前回の続きになります。
江戸時代における貨幣💸制度についてでした😊
みなさんは、「金遣い・銀遣い」という用語を知っていますか❓
これは近世(江戸時代)において取引の基準を金貨・銀貨のいずれにするのか、ということを意味した用語です。
江戸時代では、江戸を中心とする東日本では主に金で取引され、これを「金遣い」といい、そして大坂などの西日本では銀が中心であったため、これを「銀遣い」といいました。
伊勢(いせ:三重県)・美濃(みの:岐阜県)・加賀(かが:石川県)辺りより東が「金遣い」圏に属しているとされています。
ではなぜ西日本は「銀遣い」なのでしょうか❓
西日本では、石見(いわみ)銀山(島根県)・生野(いくの)銀山(兵庫県)などの銀山開発が進み、関西諸都市で品位の定まった上質の銀が流通していたためです。
17世紀初期における世界全体の銀生産の3分の1から4分の1が日本で生産されていたのですが、2007(平成19)年に世界遺産に登録された石見銀山は、日本の銀生産の中心銀山として有名でした。
戦国大名であった大内氏・尼子(あまご)氏・毛利氏の間で石見銀山争奪戦が繰り広げられたのち、1600(慶長5)年の関ヶ原の戦い以後は江戸幕府の直轄地となりました。
銀より価値の高い金は、戦国時代より諸大名がその獲得に奔走(ほんそう)し、徳川家康もまず武家経済を「金遣い」とし、ついで金貨によって近世貨幣制度を統一しようとしていたのですが、関西の根強い「銀遣い」慣行に阻まれ、「金遣い」が関東中心となりました。
こうして日本は、金経済圏と銀経済圏の2つに分かれてしまったのです。
この2つに分かれた経済圏を、金経済に一本化しようとする動きが出てきます。
この金を中心とする貨幣経済への一本化を試みた人物が、田沼意次です。
銀貨の計数貨幣化を目指して、1765(明和2)年に発行された銀貨が「明和五匁銀(めいわごもんめぎん)」でした。

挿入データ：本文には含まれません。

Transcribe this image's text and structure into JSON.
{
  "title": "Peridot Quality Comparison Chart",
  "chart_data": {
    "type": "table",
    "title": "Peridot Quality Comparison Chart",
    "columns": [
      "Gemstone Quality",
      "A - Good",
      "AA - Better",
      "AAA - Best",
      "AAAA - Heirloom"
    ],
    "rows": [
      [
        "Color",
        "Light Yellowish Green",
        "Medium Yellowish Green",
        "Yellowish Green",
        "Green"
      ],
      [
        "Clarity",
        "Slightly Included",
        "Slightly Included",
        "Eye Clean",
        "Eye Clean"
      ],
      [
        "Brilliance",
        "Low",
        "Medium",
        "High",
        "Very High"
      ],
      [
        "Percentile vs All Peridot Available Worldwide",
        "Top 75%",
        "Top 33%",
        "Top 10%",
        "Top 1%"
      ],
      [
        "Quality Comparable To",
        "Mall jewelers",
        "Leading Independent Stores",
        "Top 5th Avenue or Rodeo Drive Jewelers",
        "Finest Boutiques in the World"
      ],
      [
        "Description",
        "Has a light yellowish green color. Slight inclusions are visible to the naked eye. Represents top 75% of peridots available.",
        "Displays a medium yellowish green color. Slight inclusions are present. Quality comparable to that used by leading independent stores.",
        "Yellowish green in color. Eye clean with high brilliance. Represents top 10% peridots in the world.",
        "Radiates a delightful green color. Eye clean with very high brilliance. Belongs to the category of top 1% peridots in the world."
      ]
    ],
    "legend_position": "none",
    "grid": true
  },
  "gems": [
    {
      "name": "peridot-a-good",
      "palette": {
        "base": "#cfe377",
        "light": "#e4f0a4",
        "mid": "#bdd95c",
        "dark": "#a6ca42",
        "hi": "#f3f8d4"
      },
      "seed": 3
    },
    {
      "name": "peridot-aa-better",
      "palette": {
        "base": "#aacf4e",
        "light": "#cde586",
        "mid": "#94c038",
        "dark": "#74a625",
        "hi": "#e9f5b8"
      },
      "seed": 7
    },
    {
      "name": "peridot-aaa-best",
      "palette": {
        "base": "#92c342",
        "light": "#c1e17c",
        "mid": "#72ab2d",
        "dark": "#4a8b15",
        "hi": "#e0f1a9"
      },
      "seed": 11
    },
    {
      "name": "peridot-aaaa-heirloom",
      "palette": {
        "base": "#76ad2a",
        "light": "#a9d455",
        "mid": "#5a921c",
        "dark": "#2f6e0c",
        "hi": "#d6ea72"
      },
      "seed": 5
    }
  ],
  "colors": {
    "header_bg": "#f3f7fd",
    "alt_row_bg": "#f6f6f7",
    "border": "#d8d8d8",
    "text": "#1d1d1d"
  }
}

しかしこの銀貨は秤量貨幣として扱われていたため、市場ではほとんど流通することなく消えていってしまいました😓
「明和五匁銀」の失敗ののち、江戸幕府が本気で「金貨本位」制度を意図して発行した計数銀貨こそが、「南鐐二朱銀」です。
南鐐とは、上質の銀を意味しています。
「南鐐二朱銀」を大量に発行すべく、田沼政権は長崎貿易の振興にも積極的に乗り出しています。
なぜ「南鐐二朱銀」の発行が、長崎貿易の振興につながるのでしょうか❓
当然ですが、当時の貨幣は金・銀といった鉱山🏔からの鉱物を使用していました。
しかし江戸幕府第5代将軍徳川綱吉の時代になると、佐渡金山などの鉱山の産出量が減少していきます。
日本から海外への輸出品の代表は銀だったのですが、鉱山からの産出量が減少の一途を辿っていたため、江戸幕府は俵物(たわらもの:いりこ・ほしあわび・ふかひれ)と呼ばれた海産物の生産に力を入れます。
そして江戸幕府はこの俵物を輸出することで、貨幣鋳造の材料である金銀の輸入を図ったのです。
こうして江戸幕府は秤量する必要がなく、使用するのに便利な計数銀貨を鋳造することで、貨幣の計数化を実現しました。
江戸を中心とした東日本と、大坂を中心とした西日本の違いは、江戸時代の貨幣制度に限らず様々な分野で見ることができます。
西は大王(おおきみ)、のちの天皇が居住した畿内(現在の京都府・大阪府・奈良県)を中心に発展し、経済・流通・文化などのあらゆる面で東を圧倒してきました。
しかし、徳川家康が豊臣秀吉の命令によって江戸を拠点に関東を統治することになり、江戸を大都市化していきました。
江戸時代、天皇は京都に居住しておりましたので、経済の中心地としての大坂と合わせて西は独自の文化を持っていましたが、100万もの人口を誇った江戸は日本の政治都市として発展し、南鐐二朱銀などの計数貨幣を鋳造することを通して、西の経済をも東に組み込む政策を展開したのでした。
現在、東日本に住む人々は東京が日本の中心地であるとの認識を強く持っているのではないかと思われますが、西日本に住む人々は大阪・京都の重要性を強く認識しているのだろうと考えられます。